Will grabbed my arms and tried to pull me back. “The whole building’s coming down!”

“I’m not leaving them!” I screamed.

I ripped free from his grip and hurled myself at the door again. My fists pounded the wood until my knuckles split and blood smeared across the surface.

But the door didn’t move.

The fire was everywhere, a living thing, roaring and bellowing, its breath hot against my skin, my face.

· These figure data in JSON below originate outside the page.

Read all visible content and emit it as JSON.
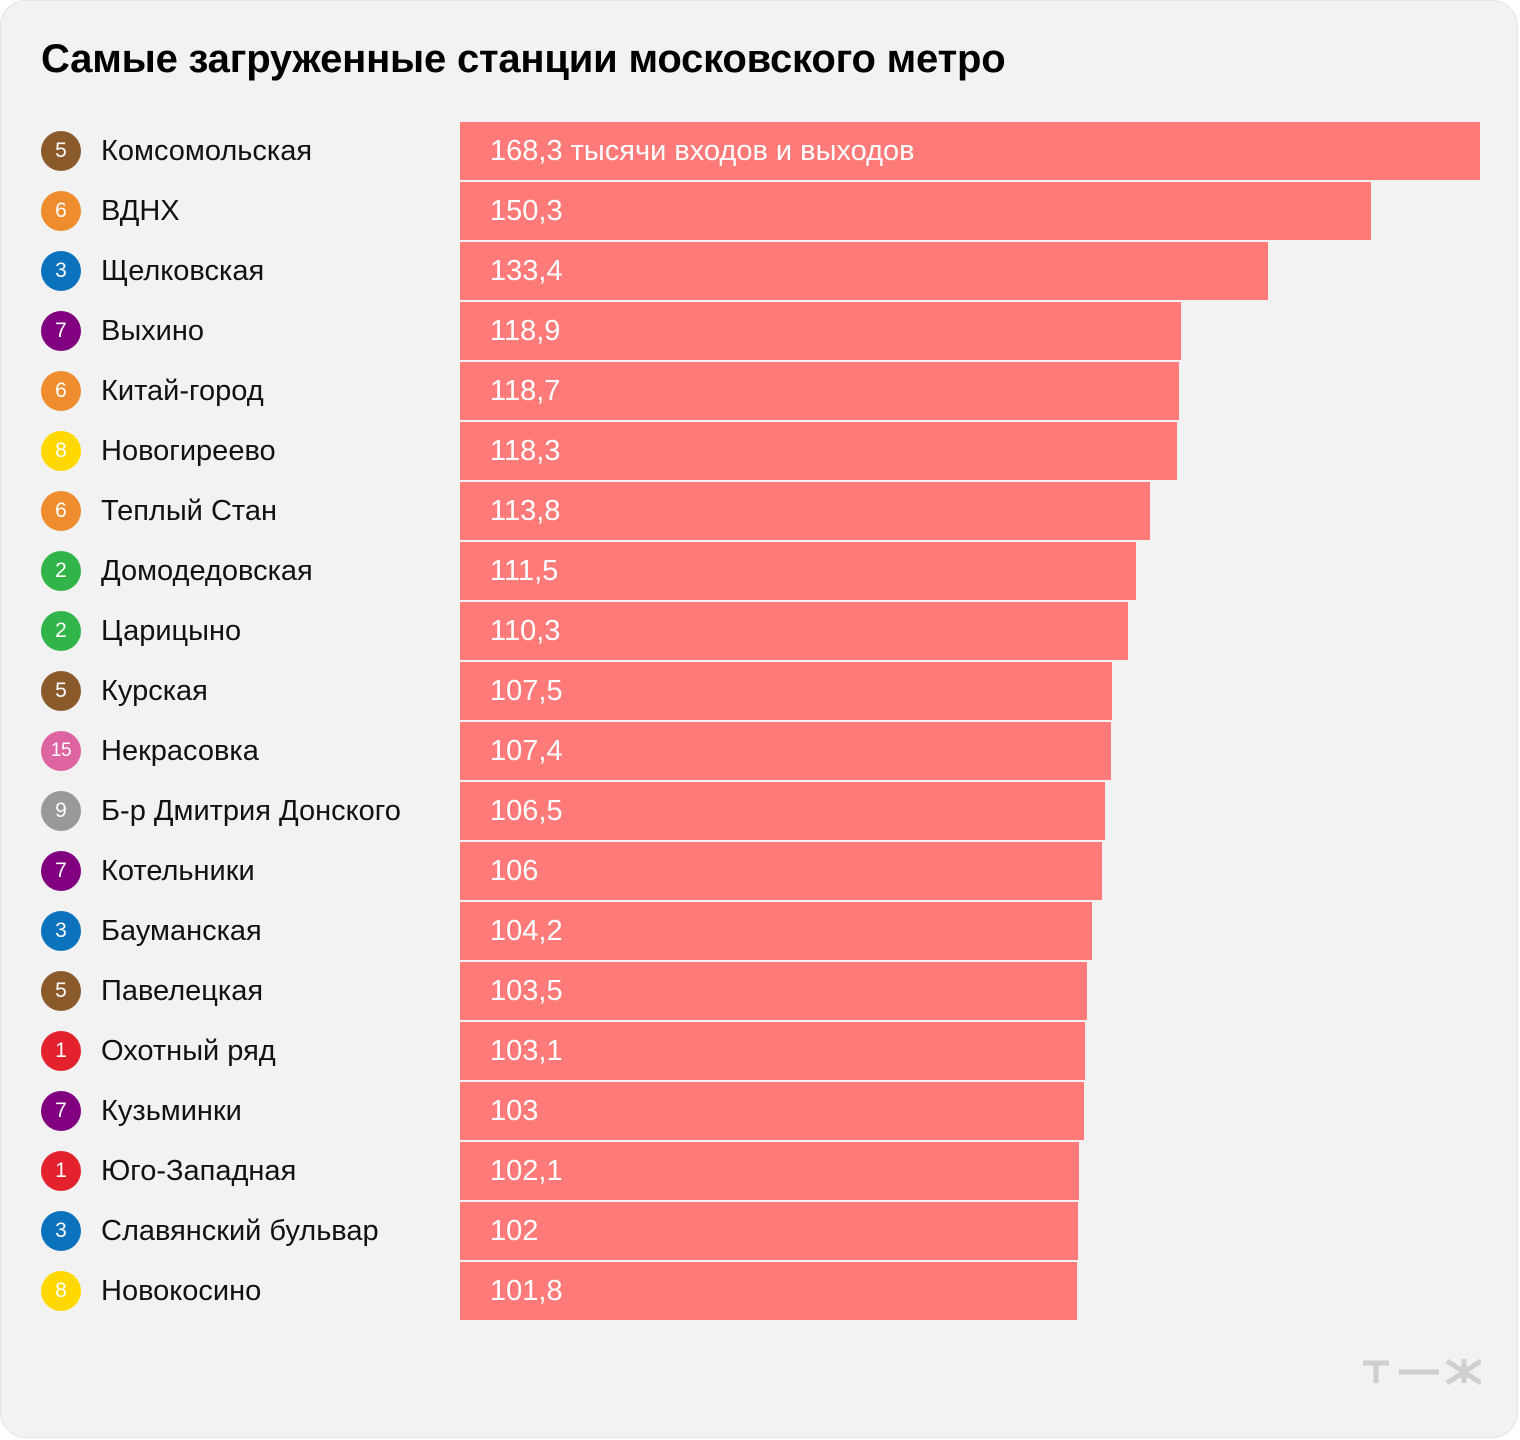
{
  "title": "Самые загруженные станции московского метро",
  "logo_text": "т—ж",
  "line_colors": {
    "1": "#e4222d",
    "2": "#31b44a",
    "3": "#0b72be",
    "5": "#8b5a2b",
    "6": "#ef8d2e",
    "7": "#800080",
    "8": "#ffd800",
    "9": "#999999",
    "15": "#de64a1"
  },
  "bar_color": "#ff7a78",
  "chart_data": {
    "type": "bar",
    "orientation": "horizontal",
    "title": "Самые загруженные станции московского метро",
    "unit_label": "тысячи входов и выходов",
    "xlim": [
      0,
      168.3
    ],
    "grid": false,
    "categories": [
      "Комсомольская",
      "ВДНХ",
      "Щелковская",
      "Выхино",
      "Китай-город",
      "Новогиреево",
      "Теплый Стан",
      "Домодедовская",
      "Царицыно",
      "Курская",
      "Некрасовка",
      "Б-р Дмитрия Донского",
      "Котельники",
      "Бауманская",
      "Павелецкая",
      "Охотный ряд",
      "Кузьминки",
      "Юго-Западная",
      "Славянский бульвар",
      "Новокосино"
    ],
    "lines": [
      "5",
      "6",
      "3",
      "7",
      "6",
      "8",
      "6",
      "2",
      "2",
      "5",
      "15",
      "9",
      "7",
      "3",
      "5",
      "1",
      "7",
      "1",
      "3",
      "8"
    ],
    "values": [
      168.3,
      150.3,
      133.4,
      118.9,
      118.7,
      118.3,
      113.8,
      111.5,
      110.3,
      107.5,
      107.4,
      106.5,
      106,
      104.2,
      103.5,
      103.1,
      103,
      102.1,
      102,
      101.8
    ],
    "value_labels": [
      "168,3 тысячи входов и выходов",
      "150,3",
      "133,4",
      "118,9",
      "118,7",
      "118,3",
      "113,8",
      "111,5",
      "110,3",
      "107,5",
      "107,4",
      "106,5",
      "106",
      "104,2",
      "103,5",
      "103,1",
      "103",
      "102,1",
      "102",
      "101,8"
    ]
  }
}
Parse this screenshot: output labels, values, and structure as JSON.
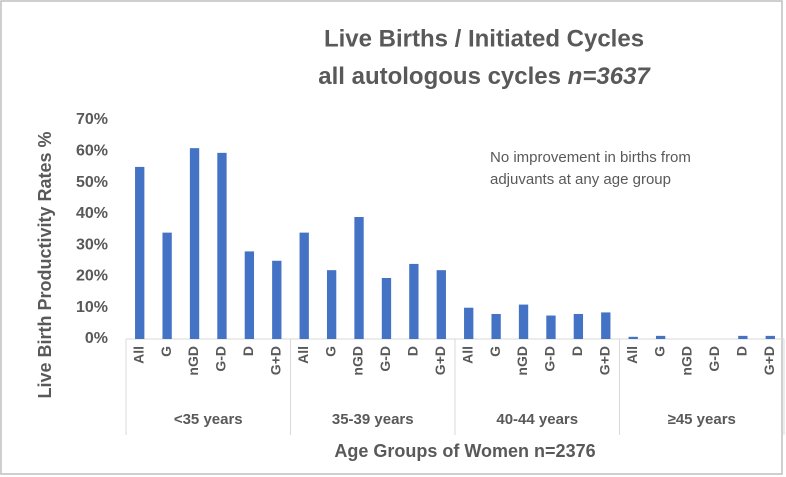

And it screamed, like a thousand furious voices howling in my ears. Smoke poured into my mouth, into my nose, searing my throat raw.

It was mine—and it wanted me dead.

Then Will’s arms were around me again, pulling me backward, lifting me off the ground.

“We have to leave!” he shouted. “Now!”

“No—just a second—I can still—”

“You can’t!” His voice cracked. “You can’t save everyone!”

And as he dragged me away, the screams behind the door, those final, desperate cries, faded into the roar of the flames.